Item number 734, dated 94/07/29 16:08:28 -- ALL

Date:         Fri, 29 Jul 1994 16:08:28 -0700
Reply-To:     Legal History discussion list <H-LAW@UICVM.BITNET>
Sender:       Legal History discussion list <H-LAW@UICVM.BITNET>
From:         Elizabeth Brandt <ebrandt@raven.csrv.uidaho.edu>
Subject:      Re: artisans and embezzlement (fwd)

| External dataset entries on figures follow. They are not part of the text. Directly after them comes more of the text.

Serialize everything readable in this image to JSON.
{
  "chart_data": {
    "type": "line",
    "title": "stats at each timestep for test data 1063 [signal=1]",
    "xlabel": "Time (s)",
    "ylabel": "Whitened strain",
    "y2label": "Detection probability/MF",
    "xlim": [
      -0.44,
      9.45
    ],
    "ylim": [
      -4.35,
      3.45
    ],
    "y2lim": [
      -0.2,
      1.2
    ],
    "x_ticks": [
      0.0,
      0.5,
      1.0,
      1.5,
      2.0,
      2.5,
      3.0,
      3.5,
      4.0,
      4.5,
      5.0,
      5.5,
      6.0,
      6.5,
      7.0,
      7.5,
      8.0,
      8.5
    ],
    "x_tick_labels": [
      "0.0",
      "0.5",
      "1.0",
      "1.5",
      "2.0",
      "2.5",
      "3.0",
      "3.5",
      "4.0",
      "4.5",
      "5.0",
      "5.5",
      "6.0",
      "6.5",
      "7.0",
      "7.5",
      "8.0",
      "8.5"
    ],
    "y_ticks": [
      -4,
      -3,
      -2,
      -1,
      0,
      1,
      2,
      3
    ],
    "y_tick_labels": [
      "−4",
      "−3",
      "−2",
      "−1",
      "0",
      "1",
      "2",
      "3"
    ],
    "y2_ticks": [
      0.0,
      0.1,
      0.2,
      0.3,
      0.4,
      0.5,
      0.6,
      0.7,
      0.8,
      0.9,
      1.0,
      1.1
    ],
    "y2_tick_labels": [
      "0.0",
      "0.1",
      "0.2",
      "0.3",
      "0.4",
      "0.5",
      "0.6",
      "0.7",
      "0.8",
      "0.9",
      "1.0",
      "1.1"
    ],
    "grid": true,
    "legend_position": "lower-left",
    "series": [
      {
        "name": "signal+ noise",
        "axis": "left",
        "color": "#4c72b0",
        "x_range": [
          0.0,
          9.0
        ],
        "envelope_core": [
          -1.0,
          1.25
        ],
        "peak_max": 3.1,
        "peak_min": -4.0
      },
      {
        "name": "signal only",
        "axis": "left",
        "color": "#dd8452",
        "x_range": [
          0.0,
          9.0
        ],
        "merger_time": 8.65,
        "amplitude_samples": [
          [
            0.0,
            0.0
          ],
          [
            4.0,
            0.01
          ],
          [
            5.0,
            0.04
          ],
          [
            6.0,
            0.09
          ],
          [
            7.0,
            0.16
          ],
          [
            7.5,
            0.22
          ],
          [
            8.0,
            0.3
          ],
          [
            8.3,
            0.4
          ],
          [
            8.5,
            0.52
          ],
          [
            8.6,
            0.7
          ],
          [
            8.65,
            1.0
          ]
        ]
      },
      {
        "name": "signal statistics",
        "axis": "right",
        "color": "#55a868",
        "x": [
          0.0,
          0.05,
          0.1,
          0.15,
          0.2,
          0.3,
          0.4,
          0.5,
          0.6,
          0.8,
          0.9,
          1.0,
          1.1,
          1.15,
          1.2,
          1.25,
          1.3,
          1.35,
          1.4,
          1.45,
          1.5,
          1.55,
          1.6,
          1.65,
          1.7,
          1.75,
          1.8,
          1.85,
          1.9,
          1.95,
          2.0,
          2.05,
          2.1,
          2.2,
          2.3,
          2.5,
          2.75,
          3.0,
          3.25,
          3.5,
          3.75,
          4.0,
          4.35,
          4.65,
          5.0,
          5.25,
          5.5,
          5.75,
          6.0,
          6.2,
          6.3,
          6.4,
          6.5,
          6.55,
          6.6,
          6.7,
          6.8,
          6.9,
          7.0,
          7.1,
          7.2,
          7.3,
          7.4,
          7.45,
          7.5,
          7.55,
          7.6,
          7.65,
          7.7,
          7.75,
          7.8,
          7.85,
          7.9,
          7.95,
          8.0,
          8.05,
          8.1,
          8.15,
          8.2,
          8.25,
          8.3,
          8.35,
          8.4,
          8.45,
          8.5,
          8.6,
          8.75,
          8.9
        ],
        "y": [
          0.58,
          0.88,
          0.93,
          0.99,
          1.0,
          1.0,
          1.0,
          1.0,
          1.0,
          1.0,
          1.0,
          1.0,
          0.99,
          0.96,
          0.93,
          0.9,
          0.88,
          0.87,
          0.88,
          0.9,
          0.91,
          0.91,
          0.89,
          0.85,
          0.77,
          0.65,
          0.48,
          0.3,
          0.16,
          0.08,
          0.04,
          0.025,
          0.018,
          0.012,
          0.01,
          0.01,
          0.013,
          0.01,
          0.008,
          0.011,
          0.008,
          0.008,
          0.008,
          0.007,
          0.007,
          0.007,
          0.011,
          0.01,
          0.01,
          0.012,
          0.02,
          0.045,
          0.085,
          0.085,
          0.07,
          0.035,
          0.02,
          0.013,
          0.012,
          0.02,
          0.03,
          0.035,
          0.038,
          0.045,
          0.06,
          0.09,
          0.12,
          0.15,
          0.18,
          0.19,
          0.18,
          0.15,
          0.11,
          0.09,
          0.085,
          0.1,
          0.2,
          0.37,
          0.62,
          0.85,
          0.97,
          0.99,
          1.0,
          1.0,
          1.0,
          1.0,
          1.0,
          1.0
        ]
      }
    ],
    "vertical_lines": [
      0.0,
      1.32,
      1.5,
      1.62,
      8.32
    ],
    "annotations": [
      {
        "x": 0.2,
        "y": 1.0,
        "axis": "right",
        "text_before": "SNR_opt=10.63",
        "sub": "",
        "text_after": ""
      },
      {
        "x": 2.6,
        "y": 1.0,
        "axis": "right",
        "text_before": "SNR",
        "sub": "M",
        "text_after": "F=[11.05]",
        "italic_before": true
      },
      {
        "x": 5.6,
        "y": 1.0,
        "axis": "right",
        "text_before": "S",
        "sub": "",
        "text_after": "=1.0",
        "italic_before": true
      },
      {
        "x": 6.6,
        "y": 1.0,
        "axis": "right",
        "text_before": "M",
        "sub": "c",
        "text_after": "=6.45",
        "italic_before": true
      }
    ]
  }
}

Re Larry Goldsmith's inquiry on embezzlement:

I touch on changes in the law of embezzlement with particular reference to artisans in early nineteenth century Massachusetts in *Law, Labor and Ideology in the Early American Republic* (see pp.271-2 and nn.). There are some interesting reported cases on the matter of artisanal and common carrier bailment of property in Massachusetts (see e.g. cases cited at p.279 n.59) and my sense is that there is a lot of opportunity in this topic. I think the best way to approach it, however, is "backwards" from indictment/prison records rather than "forwards" from case law.

Chris Tomlins
American Bar Foundation

Item number 739, dated 94/08/02 08:01:10 -- ALL

Date:         Tue, 2 Aug 1994 08:01:10 -0700
Reply-To:     Legal History discussion list <H-LAW@UICVM.BITNET>
Sender:       Legal History discussion list <H-LAW@UICVM.BITNET>
From:         Elizabeth Brandt <ebrandt@raven.csrv.uidaho.edu>
Subject:      Artisans and Embezzlement (fwd)

It seems to me that I recall a discussion relevant to this topic in Carig Becker, Property in the Workplace: Labor, Capital, and Crime in the Eighteenth-Century British Woolen and Worsted Industry, 69 Virginia Law Review 1487 (1983).